A blazon is a complete, formal description of the appearance of a shield, hence, given the blazon it should be possible to draw the corresponding shield. A shield drawing “engine”, Drawshield has been created in PHP, accessible through a simple API. Several “front ends” have been created to access the drawing engine: Drawshield Create, allows the blazon to be typed or pasted in and the corresponding shield drawn; Drawshield Build is an alternative interface that allows both the blazon and the corresponding shield to be built up by choosing parts, colours and arrangements. For the impatient, simply leaving the blazon field empty on the DrawShield create page generates a random shield, quite possibly unique as there are hundreds of millions of possible variations.
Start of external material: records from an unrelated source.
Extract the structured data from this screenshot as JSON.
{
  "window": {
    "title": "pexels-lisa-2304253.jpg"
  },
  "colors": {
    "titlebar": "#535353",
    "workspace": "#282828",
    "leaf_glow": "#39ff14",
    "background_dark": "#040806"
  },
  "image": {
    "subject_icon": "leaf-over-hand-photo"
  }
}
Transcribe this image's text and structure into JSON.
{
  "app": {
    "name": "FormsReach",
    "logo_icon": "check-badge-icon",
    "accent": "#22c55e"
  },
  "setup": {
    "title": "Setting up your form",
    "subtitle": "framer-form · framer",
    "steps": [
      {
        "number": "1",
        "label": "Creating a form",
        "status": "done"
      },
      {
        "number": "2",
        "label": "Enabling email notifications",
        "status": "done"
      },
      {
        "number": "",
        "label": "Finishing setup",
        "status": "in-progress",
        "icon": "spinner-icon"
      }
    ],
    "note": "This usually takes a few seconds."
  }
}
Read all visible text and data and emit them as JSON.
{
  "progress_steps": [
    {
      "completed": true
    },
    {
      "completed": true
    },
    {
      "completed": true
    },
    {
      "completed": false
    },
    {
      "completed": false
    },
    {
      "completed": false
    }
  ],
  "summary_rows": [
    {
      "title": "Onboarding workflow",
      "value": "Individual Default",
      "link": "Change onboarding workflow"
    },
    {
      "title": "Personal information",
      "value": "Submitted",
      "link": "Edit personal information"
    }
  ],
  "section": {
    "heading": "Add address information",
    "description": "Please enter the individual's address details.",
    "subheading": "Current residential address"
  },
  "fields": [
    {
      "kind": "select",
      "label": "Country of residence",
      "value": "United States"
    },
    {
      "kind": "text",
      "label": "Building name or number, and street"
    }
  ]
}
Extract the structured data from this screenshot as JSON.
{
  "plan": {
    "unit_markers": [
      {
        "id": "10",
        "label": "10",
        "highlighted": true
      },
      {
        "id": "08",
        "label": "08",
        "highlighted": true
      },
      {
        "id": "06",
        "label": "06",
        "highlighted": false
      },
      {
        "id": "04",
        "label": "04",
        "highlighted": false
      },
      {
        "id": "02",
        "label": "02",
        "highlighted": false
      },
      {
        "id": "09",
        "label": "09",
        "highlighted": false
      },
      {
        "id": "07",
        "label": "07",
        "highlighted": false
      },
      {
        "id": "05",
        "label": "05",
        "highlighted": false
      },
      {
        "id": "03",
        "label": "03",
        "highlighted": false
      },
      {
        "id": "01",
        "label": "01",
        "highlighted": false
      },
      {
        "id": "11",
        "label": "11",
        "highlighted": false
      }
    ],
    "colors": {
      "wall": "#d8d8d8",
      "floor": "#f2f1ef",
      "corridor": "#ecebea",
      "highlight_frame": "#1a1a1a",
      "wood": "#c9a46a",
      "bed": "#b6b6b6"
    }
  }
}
Educating People About Heraldry
There are many tutorials on blazonry available on-line and in print, however the drawshield engine can also be used to help teach and test understanding of Heraldry. In addition to the Drawshield Build capability mentioned earlier, there is Drawshield Quiz, which challenges the user to match a shield to one of three subtly different blazons.
There is another type of quiz, based on the heraldry recorded in Lincoln Cathedral, which assembles a random set of questions to test users’ knowledge of heraldry.
For reference use, I have updated an earlier project to make available Parker’s Heraldic Dictionary in an easily searchable, on-line form. There are many other heraldry works that have been digitised and made available, I have started an annotated bibliography of some of the most useful such works on British Heraldry. I have also produced a brief guide to using on-line resources to identify any heraldry that you may find.
Recording and Interpreting Heraldry
Heraldry is already recorded in armorial rolls, which list coats of arms by alphabetical order of family name. Some reference works (for example “The Encyclopaedia Heraldica”) also include a listing of arms by type, cross referenced with the family name. The advent of digitised documents also now allows for free text searches, for example all family arms that contain three fleurs-de-lys sable (subject to the vagaries of abbreviations and alternate spellings). In contrast, the Heraldry of Lincoln Cathedral project aims to document all aspects of the heraldry within a single location and to investigate the issues that arise from gathering and using this data.
A new project aims to carry out textual analysis on heraldry texts for various purposes, in the first instance to identify blazons within a text. This project is currently at an early stage and is further described here.
Projects and Current Activities
Much of the work on computational heraldry is still be properly documented. I have a number of papers in preparation, which are listed in this section. In addition, drawshield is being further developed, the Cathedral heraldry documentation project is ongoing and a new, textual analysis project is currently taking shape.